Disjonctions/Conjonctions
Disjonctions/Conjonctions
Par Hubert Besacier, 2018
À propos du projet commun des artistes pour l'exposition
Mengzhi Zheng et Boris Chouvellon sont deux artistes de la même génération. Si l'un est né en Chine et l'autre en France, tous deux se sont formés dans les écoles françaises. Tous deux sont passés par la Villa Arson à Nice. Pourtant c'est à l'occasion du projet Making Things Happen: Young Artists in Dialogue organisé par The Merchant House à Amsterdam qu'ils se sont rencontrés pour la première fois. Leur travail préparatoire a consisté à arpenter la ville et ses environs et à engager une première discussion sur leurs impressions. Cette discussion, suivie d'autres rencontres et de visites réciproques de leurs ateliers, a porté essentiellement sur l'architecture. Tous deux sont concernés par le sujet, bien que de façon sensiblement différente.
Leurs œuvres ne se distinguent pas seulement par le matériau employé, très léger dans le cas de Mengzhi, plutôt dense et consistant dans le cas des pièces de Boris qui vont souvent jusqu'au monumental. Mais finalement, la notion d'échelle a peu d'importance. Les deux démarches s'avèrent étonnamment complémentaires. Contrepoints de la fragilité et du figé, elle se rejoignent sur la notion d'abandon et de précarité. Pour l'un c'est l'esquisse du construit, pour l'autre le constat du construit en déshérence, ce qui s'est figé dans le paysage des activités humaines révolues. Le vent qui déchire les drapeaux de l'un traverse les frêles constructions de l'autre.
Dans la rencontre des deux artistes se croisent deux types de structures ouvertes : l'une semble tenir encore de l'ébauche, l'autre naît de l'entropie, des ravages du temps. Chez Mengzhi, la sculpture est un mouvement dynamique qui reste toujours en deçà d'une clôture sur l'accompli. Chez Boris nous sommes au delà de l'accompli. Dans le désarroi – au sens étymologique premier du terme – lorsque l'érigé se défait. Deux visages de la contingence qui s'ouvrent à des occurrences nouvelles. Là où Mengzhi fait du rebut la matière d'une partie de ses œuvres, Boris repart des ruines pour refonder les codes de sa sculpture. Chez Mengzhi s'affirme la vision optimiste de la construction transitoire. Chez Boris l'œuvre s'oriente vers la beauté d'un état d'entropie et de l'incomplétude. Tous deux travaillent avec le disjoint, le fragmentaire et se rejoignent en un point où la ruine et l'esquisse du construit se confondent. L'air circule dans la ruine et dans la construction ébauchée. Les deux artistes sont attirés par l'aérien. L'un par les grandes roues, les manèges de chaises volantes, ce qui est conçu pour tourner dans l'air, l'autre par l'édicule flottant.

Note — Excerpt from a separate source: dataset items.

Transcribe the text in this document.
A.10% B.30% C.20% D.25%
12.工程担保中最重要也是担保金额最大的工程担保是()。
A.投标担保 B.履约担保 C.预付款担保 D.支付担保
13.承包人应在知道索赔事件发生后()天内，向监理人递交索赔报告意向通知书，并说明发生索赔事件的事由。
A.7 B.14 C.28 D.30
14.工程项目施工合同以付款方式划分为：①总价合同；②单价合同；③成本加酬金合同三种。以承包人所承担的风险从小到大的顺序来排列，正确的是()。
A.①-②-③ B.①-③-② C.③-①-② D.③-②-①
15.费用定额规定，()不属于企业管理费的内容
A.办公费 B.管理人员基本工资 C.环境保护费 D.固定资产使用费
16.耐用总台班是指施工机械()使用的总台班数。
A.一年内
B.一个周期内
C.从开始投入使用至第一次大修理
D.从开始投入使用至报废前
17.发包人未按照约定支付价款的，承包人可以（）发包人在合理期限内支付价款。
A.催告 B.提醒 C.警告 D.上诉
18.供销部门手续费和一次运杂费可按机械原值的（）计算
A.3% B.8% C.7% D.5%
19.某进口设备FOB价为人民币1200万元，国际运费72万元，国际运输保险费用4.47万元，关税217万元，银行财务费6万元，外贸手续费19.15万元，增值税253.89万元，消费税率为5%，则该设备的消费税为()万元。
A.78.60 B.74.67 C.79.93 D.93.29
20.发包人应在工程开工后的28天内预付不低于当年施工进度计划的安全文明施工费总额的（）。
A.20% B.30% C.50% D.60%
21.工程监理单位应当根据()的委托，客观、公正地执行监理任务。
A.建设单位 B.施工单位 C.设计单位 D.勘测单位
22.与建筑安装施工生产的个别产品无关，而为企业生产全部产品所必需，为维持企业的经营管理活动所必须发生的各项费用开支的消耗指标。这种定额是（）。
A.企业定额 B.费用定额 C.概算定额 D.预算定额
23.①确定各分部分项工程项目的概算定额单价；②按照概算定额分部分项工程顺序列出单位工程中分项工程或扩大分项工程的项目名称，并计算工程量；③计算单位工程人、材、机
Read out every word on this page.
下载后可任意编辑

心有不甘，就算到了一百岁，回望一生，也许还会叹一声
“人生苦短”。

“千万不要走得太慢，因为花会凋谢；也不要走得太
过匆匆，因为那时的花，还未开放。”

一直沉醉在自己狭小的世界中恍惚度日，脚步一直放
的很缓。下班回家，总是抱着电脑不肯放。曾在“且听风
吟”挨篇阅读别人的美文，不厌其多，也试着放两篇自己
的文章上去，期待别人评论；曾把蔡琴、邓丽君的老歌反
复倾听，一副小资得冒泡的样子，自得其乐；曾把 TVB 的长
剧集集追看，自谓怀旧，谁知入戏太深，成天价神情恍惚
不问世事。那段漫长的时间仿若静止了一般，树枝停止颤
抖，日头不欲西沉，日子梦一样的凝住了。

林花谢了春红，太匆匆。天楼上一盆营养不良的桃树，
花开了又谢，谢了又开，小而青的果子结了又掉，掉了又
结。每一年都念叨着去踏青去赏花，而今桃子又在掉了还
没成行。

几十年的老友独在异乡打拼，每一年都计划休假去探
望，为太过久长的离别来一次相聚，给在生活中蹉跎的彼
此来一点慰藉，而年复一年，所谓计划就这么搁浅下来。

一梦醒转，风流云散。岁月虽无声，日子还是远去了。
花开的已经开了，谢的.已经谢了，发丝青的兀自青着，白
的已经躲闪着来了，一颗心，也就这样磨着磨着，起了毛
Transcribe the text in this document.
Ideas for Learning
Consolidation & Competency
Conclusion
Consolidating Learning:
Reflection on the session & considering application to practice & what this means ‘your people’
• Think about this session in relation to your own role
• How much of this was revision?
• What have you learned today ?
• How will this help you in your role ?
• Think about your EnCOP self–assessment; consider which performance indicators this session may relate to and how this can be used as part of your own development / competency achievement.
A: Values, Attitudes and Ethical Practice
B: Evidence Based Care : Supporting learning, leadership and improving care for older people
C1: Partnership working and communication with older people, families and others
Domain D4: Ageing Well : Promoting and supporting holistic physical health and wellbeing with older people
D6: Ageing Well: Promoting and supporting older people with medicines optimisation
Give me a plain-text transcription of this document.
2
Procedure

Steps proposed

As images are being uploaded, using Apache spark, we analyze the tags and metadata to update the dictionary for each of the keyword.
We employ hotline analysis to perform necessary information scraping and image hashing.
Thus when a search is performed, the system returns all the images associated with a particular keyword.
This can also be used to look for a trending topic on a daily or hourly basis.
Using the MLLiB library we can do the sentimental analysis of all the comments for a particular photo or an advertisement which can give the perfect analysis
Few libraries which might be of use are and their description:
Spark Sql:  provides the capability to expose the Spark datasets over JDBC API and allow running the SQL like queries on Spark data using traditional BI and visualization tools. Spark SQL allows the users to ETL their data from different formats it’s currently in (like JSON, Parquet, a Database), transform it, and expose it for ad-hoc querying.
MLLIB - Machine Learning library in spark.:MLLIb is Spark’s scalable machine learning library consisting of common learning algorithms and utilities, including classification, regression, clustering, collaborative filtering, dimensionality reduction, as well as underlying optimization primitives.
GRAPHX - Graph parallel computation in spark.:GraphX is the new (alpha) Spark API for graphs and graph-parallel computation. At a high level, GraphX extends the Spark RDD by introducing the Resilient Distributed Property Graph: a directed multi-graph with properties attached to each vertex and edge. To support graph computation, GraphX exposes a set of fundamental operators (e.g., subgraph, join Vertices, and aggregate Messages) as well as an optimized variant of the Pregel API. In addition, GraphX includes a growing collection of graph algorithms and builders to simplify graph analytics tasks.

À l'occasion de cette exposition, tous deux livrent leur propre vision de la ville d'Amsterdam. Boris conçoit une installation qui reprend les crochets de levage des maisons. On identifie immédiatement la citation, mais elle est également porteuse d'un certain malaise. Les crochets acérés enduits de matière dorée ne sont pas sans évoquer la boucherie, les portants en bois brûlés ont quelque chose d'obituaire et l'ensemble a des allures patibulaires tout en s'accordant de façon singulière avec le plafond baroque du salon (Les encombrants, 2018). Mengzhi, quant à lui, s'étonne de la raideur des escaliers des habitations de la ville et conçoit un trio de sculptures multicolores qui reprennent cette configuration, tout en faisant un clin d'œil à Gerrit Rietveld.
Les deux artistes s'accordent pour considérer le monde actuel tel qu'il est, avec une nécessité d'ouverture, de nomadisme. En ce sens on peut dire qu'ils ont une vision très réaliste de ce qu'est notre monde présent. La modernité n'est ni lisse, ni monolithique. Chez l'un comme chez l'autre, la condition humaine est présente en filigrane, elle y est perceptible de façon imparable.